Phoebe Boswell On Her James Baldwin-Inspired Tinder Project, ‘Stranger In The Village’

Phoebe Boswell tells Okayafrica more about the inspiration behind her Tinder installation that exposes Gothenburg's racial issues.

When we catch up with London-based multimedia artist Phoebe Boswell at the 1:54 NY Contemporary African Art Fair in Red Hook, Brooklyn, she’s standing in front of her Tinder-based exposé on segregation in the city of Gothenburg, Sweden. The project’s inspiration is an essay from James Baldwin.

Born in Kenya to a Kikuyu mother and fourth generation British-Kenyan father, Boswell grew up in the Middle East before moving to England at 16. She’s been there ever since.

Photo by Ginny Suss.

Her multimedia work centers around drawing, often creating immersive worlds and layered stories for her viewers. “In order to tell diasporic stories that can’t be contained in a single space, you need to offer the audience multiple inroads into work,” the artist tells Okayafrica. “So that our language is nuanced enough to encompass us.”

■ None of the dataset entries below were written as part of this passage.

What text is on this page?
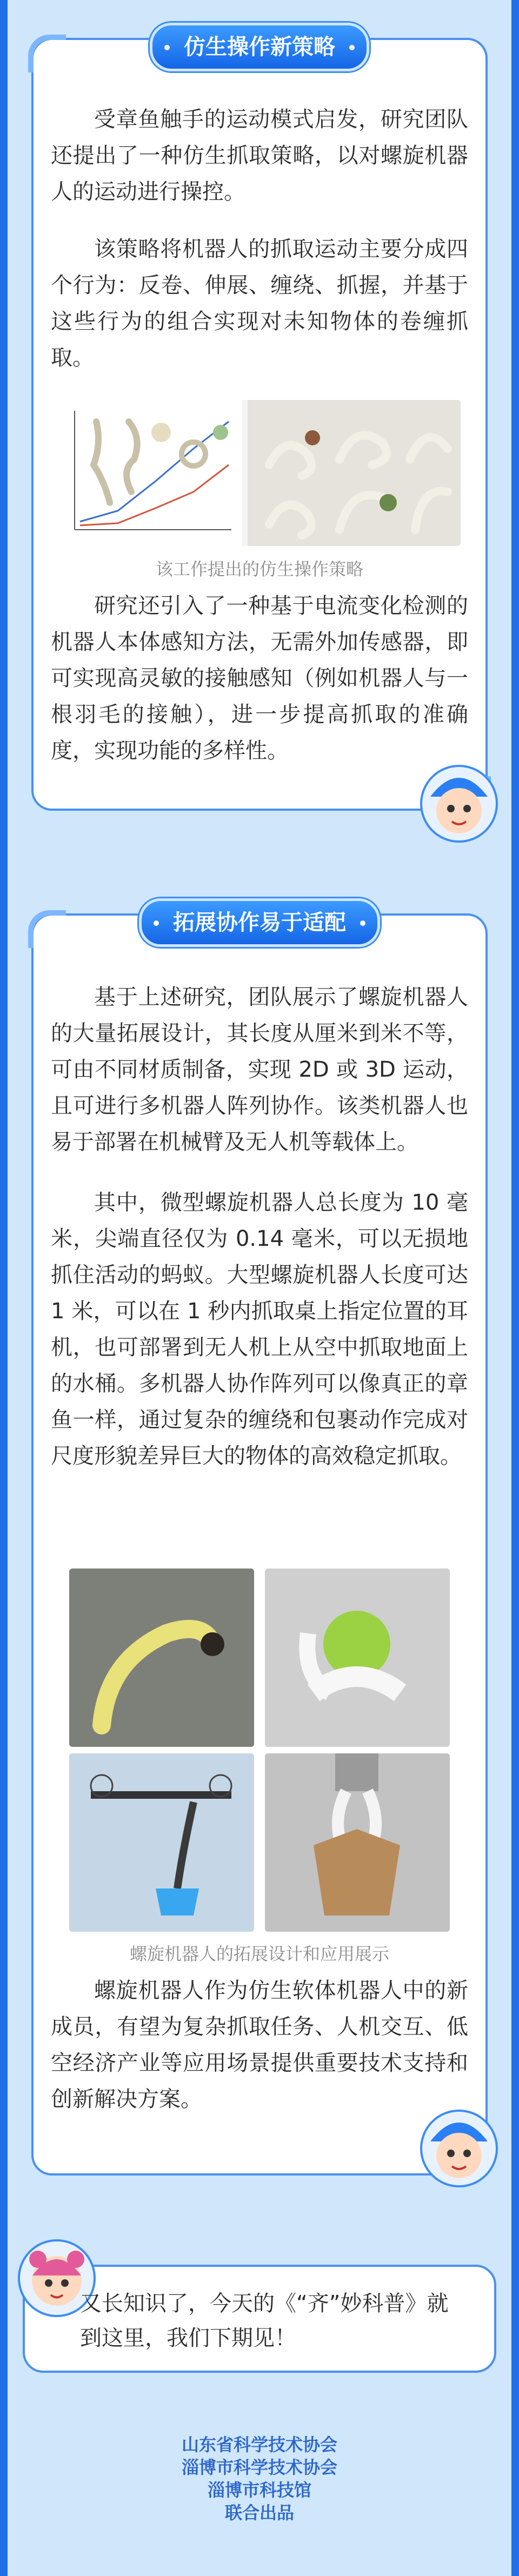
仿生操作新策略

受章鱼触手的运动模式启发，研究团队还提出了一种仿生抓取策略，以对螺旋机器人的运动进行操控。

该策略将机器人的抓取运动主要分成四个行为：反卷、伸展、缠绕、抓握，并基于这些行为的组合实现对未知物体的卷缠抓取。

该工作提出的仿生操作策略

研究还引入了一种基于电流变化检测的机器人本体感知方法，无需外加传感器，即可实现高灵敏的接触感知（例如机器人与一根羽毛的接触），进一步提高抓取的准确度，实现功能的多样性。

拓展协作易于适配

基于上述研究，团队展示了螺旋机器人的大量拓展设计，其长度从厘米到米不等，可由不同材质制备，实现 2D 或 3D 运动，且可进行多机器人阵列协作。该类机器人也易于部署在机械臂及无人机等载体上。

其中，微型螺旋机器人总长度为 10 毫米，尖端直径仅为 0.14 毫米，可以无损地抓住活动的蚂蚁。大型螺旋机器人长度可达 1 米，可以在 1 秒内抓取桌上指定位置的耳机，也可部署到无人机上从空中抓取地面上的水桶。多机器人协作阵列可以像真正的章鱼一样，通过复杂的缠绕和包裹动作完成对尺度形貌差异巨大的物体的高效稳定抓取。

螺旋机器人的拓展设计和应用展示

螺旋机器人作为仿生软体机器人中的新成员，有望为复杂抓取任务、人机交互、低空经济产业等应用场景提供重要技术支持和创新解决方案。

又长知识了，今天的《“齐”妙科普》就到这里，我们下期见！

山东省科学技术协会

淄博市科学技术协会

淄博市科技馆

联合出品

Last year, Boswell found herself in Gothenburg on an artist residency. Upon arrival she was warned of the city’s segregation. She thought of Baldwin’s Stranger In The Village essay, in which he goes to a small town in 1960s Switzerland and describes his “otherness” in detail.

Photo by Ginny Suss.

Boswell wanted to do something similar with her art. Her studio just so happened to be right in the center of the affluent white city. “As you go further out of the city you go towards the immigrant suburbs,” she says. But where she was in Gothenburg was very white.

Boswell thought the most efficient way of uncovering Gothenburg's racial issues was through Tinder. “I wanted to use the superficiality and the location radius of Tinder.” And so she added her picture to the dating app and started swiping people. As she swiped, she would draw the men she came across, spending hours creating intimate portraits of strangers that can be seen on a since finished wall. "This is sort of the essence of Tinder," Boswell says. “You’re making these intimate connections out of nothing.”

Next, she started to document the conversations she was having. One of the first ones went like this:

Hey, I went to Botswana last year on safari [smiley face]

You remind me so much of it [smiley face]

Like a lion queen of the jungle [smiley face]

Rawr [smiley face] [smiley face] [wink]

Photo by Ginny Suss.

It was then that Boswell realized the project had weight. So the next man she spoke with she asked: “I heard this place is very segregated, is it true?” His response was further validation:

Yes, but you are quite fair-skinned, and sort of beautiful. So you will be okay. Swedes aren’t racist. We just don’t like ugly people.

I had a friend from Brooklyn who was really dark, like a Somalian. And everyone hated him. But then he tells them that he’s from Brooklyn, and then everyone wants to play basketball with him.

Photo by Ginny Suss.

It’s this ignorant small talk that permeates Boswell’s Stranger In The Village. The portraits on the wall don’t necessarily correspond with the conversations. "It’s not about outing people," Boswell says. "It’s about a collective feeling of not belonging. The conversations are essentially everything Baldwin spoke about in his essay."